Turner Investment Partners of Berwyn, Pa., made the same evaluation and last spring created Turner Spectrum, a mutual fund employing several stock trading strategies used in its hedge funds. Where Broadmark abandoned its hedge fund partnerships altogether, Turner runs both types of vehicles.

“For people coming off the plunge, a mutual fund gives them a feeling that they have control over their assets,” said Matthew Glaser, Spectrum’s lead manager. “With daily liquidity and daily pricing, you can see how your investments are doing.”

So just how are they doing? Long-short funds like Spectrum have underperformed the broad stock market by a fairly wide margin this year, but that’s what is supposed to happen.

These funds buy some stocks and sell others short. (This is what hedge funds did when they were invented decades ago, and it’s where the name comes from.) With limited net exposure to the stock market, they seldom outperform in strong bull markets or lose much in bear markets.

“These types of investments generally offer more stable patterns of returns,” said Louis P. Stanasolovich, president of Legend Financial Advisors in Pittsburgh. “They generate positive or nearly positive returns when the stock market is negative but won’t necessarily do well when the market is up.”

He is a fan of funds using alternative strategies, especially Caldwell & Orkin Market Opportunity and Hussman Strategic Growth, which can take long and short stock positions. Another favorite is Rydex/SGI Managed Futures Strategy, which provides access to commodities and financial derivatives.

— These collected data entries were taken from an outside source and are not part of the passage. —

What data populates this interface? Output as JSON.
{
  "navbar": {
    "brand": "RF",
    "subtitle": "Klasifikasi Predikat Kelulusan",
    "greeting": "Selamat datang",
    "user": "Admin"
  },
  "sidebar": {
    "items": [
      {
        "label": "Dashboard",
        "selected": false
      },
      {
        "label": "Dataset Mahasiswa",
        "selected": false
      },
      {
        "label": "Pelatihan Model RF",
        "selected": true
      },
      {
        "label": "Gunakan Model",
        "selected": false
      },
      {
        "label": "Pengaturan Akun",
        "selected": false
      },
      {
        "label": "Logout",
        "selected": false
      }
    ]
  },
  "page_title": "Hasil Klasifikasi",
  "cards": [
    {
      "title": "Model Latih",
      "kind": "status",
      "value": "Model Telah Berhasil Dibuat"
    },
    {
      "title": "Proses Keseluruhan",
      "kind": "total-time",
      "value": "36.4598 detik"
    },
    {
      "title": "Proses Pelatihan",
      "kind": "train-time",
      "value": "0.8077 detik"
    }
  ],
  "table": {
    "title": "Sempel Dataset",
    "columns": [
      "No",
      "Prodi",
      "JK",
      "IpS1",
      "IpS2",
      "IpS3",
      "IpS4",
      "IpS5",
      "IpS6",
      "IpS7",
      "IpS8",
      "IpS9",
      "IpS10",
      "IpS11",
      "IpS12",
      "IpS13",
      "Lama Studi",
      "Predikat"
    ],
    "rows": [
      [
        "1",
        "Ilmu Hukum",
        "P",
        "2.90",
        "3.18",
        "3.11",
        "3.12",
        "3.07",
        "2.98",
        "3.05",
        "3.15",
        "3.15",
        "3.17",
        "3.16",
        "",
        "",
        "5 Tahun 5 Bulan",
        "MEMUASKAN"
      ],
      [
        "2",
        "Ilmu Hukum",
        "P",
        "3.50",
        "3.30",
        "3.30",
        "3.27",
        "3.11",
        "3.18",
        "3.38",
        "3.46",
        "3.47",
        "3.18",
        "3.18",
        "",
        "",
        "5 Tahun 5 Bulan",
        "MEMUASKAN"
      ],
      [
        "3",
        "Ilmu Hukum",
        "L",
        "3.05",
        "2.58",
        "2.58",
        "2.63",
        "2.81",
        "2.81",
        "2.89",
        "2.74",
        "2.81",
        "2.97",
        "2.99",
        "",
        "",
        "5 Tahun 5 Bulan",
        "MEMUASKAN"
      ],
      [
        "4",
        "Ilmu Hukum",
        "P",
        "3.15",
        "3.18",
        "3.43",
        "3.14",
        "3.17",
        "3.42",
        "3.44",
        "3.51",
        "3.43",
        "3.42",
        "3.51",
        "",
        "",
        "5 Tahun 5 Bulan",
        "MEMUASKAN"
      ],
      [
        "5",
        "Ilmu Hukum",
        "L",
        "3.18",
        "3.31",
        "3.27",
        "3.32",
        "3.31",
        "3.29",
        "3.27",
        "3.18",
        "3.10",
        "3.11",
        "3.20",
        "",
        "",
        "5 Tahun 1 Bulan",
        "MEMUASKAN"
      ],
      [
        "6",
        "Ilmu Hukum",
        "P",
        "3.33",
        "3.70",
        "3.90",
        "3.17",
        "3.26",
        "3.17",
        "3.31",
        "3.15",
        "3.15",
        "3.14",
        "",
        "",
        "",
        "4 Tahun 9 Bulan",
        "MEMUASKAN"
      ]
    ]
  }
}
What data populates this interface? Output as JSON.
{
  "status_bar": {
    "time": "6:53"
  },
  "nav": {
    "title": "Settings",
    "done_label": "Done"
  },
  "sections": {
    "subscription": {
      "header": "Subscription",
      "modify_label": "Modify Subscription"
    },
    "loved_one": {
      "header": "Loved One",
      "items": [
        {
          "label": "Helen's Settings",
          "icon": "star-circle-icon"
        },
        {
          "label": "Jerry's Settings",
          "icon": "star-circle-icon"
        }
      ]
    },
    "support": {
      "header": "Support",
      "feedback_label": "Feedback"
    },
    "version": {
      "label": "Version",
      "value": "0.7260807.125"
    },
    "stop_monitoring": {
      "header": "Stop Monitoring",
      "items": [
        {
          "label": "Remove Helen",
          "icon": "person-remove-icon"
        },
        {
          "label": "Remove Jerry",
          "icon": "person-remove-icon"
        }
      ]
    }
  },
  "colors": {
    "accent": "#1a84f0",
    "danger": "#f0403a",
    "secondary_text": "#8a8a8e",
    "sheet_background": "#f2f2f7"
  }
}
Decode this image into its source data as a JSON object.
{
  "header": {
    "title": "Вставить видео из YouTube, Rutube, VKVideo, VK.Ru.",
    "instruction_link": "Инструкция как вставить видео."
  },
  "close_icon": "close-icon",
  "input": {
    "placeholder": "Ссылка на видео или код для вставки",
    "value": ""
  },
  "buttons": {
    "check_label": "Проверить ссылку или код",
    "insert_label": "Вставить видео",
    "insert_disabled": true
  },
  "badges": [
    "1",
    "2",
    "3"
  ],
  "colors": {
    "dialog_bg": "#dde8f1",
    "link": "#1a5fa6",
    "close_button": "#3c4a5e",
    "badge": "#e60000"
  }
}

These types of funds are considered most useful in concert with other investments. Owning one can reduce the volatility of a broad portfolio without a corresponding reduction in returns, said Ms. Papagiannis, the Morningstar strategist.

A portfolio of index funds, 60 percent in stocks and the rest in bonds, gained 4.06 percent a year during the six years through September, she said. An allocation of 40 percent each to stocks and bonds and 20 percent to the JPMorgan Market Neutral fund, one of the oldest mutual funds using an alternative investment strategy, would have achieved a higher annualized gain, 4.52 percent, with much gentler swings.

Substitute Hussman Strategic Growth for the Morgan fund and the portfolio’s return would have been 4.20 percent a year, also produced with less volatility than the index fund portfolio, Ms. Papagiannis said.

“These are diversification tools, they’re not supposed to be the core holding in a portfolio,” she explained. “They’re supposed to perform when everything else is not, and they’re not supposed to lose much in the meantime. They’re good at protecting wealth, and often the best way to build wealth is not to lose it.”